Groenland -4- Ahurissant



Après deux journées de découverte totale à l'intérieur de la terre de Milne, nous revenons vers les piliers qui bordent le Couloir du Scarabée. Nous pensions initialement skier un couloir cul-de-sac-grosse-ambiance que l'on devine sur la gauche de la photo. En nous en rapprochant (de côté) nous devinons comme une "échancrure" derrière le-dit couloir, et notre intuition nous dit que ça à l'air de ressembler à quelque chose... Seule solution, prendre du recul en se décalant vers le milieu du fjord pour avoir une vision de ce à quoi ressemble cette "intuition"
La photo parle toute seule.


Une ligne. Une ligne parfaite qui s'insinue entre deux tours compactes au faciès Yosemitique.




A l'envie, comme d'habitude, nous décidons donc d'aller y trainer nos santiags à crampons. Nous comprenons assez rapidement qu'il se cache là quelque chose de fantastique. Les distances, qui de loin écrasaient tout, masquaient la réalité de cette ligne. L'encaissement est en fait démesurément profond, et la pente que l'on croyait débonnaire (encore que) se révèle corriace.








Là encore, nous regardons incrédules l'altimètre qui n'en finit pas de défiler (faut dire qu'on est des flèches et qu'on monte nos 1500m/h "fingers in the nose" ;o)


Avec le respect qui s'impose (les pierres ne peuvent pas parler) nous défleurons ce couloir qui n'avait pas dû recevoir de visite depuis quelques millénaires.



L'ambiance y est ahurissante. La pente se redresse, et l'une des
face qui la domine se couche également...en surplomb au dessus du couloir. Un pan du rideau s'est effondré un jour et trône désormais planté au milieu du couloir.
Au fur et à mesure que l'on monte, nous découvrons aussi que la pente se redresse, se redresse encore, et que le col qui marque la fin du couloir est en fait une monstrueuse corniche de neige qui bave au dessus des 1200 m. que nous venons de remonter.
Même si celle-ci ne me semble pas en l'état si menaçante que ça (pensez donc, elle fait juste 4 ou 5 mètres d'épaisseur), l'idée de sa rupture m'accompagnera jusqu'au bas de la descente. Nous sommes dans une souricière, ni plus ni moins.

La descente sera quelque peu tendue sur le haut. Patrick et Ilario décident de désescalader le haut en crampons. Jeff et moi gardons les skis, mais piolet en main, il sera difficile de se lacher pendant 200 mètres. La pente est un bon 50°, la neige n'est plus aussi poudreuse que plus bas et, rappelons-le, on est au Groenland : chute fortement déconseillée.
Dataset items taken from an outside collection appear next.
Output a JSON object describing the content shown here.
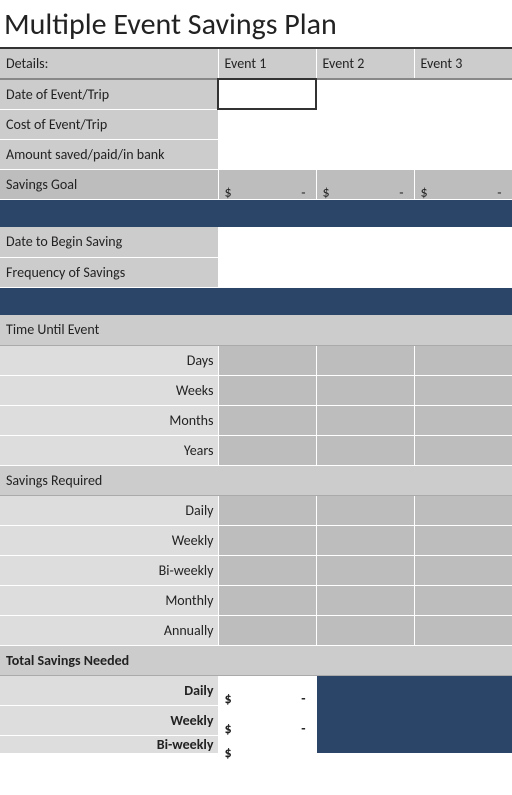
{
  "title": "Multiple Event Savings Plan",
  "headers": {
    "details": "Details:",
    "events": [
      "Event 1",
      "Event 2",
      "Event 3"
    ]
  },
  "rows": {
    "date_of_event": "Date of Event/Trip",
    "cost_of_event": "Cost of Event/Trip",
    "amount_saved": "Amount saved/paid/in bank",
    "savings_goal": "Savings Goal",
    "date_begin": "Date to Begin Saving",
    "frequency": "Frequency of Savings"
  },
  "goal_values": [
    {
      "symbol": "$",
      "value": "-"
    },
    {
      "symbol": "$",
      "value": "-"
    },
    {
      "symbol": "$",
      "value": "-"
    }
  ],
  "sections": {
    "time_until": {
      "label": "Time Until Event",
      "items": [
        "Days",
        "Weeks",
        "Months",
        "Years"
      ]
    },
    "savings_required": {
      "label": "Savings Required",
      "items": [
        "Daily",
        "Weekly",
        "Bi-weekly",
        "Monthly",
        "Annually"
      ]
    },
    "total_savings": {
      "label": "Total Savings Needed",
      "items": [
        {
          "label": "Daily",
          "symbol": "$",
          "value": "-"
        },
        {
          "label": "Weekly",
          "symbol": "$",
          "value": "-"
        },
        {
          "label": "Bi-weekly",
          "symbol": "$",
          "value": ""
        }
      ]
    }
  }
}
Je cote cette entrée à 5.3, ce qui me semble justifié aux vues de ce que j'ai pu skier dans les Alpes.
Le reste est une descente dans un univers ahurissant, unique, véritablement unique.
Nous nommerons ce joyaux Excalibur, en pensant au coup d'épée dantesque qui à dû être donné ici en des temps immémoriaux, fendant la pierre en deux sur plus de 1000 mètres. A côté de cette cicatrice, le couloir nord du coup de sabre en Oisans fait bien pâle figure. Le sabre devait être abîmé...

Commentaires

Anonyme a dit…
Méga classe !
Quelles sont les températures moyennes ?
Yannick Ardouin a dit…
-5 le jour et -20 la nuit. Ce n'est qu'une moyenne.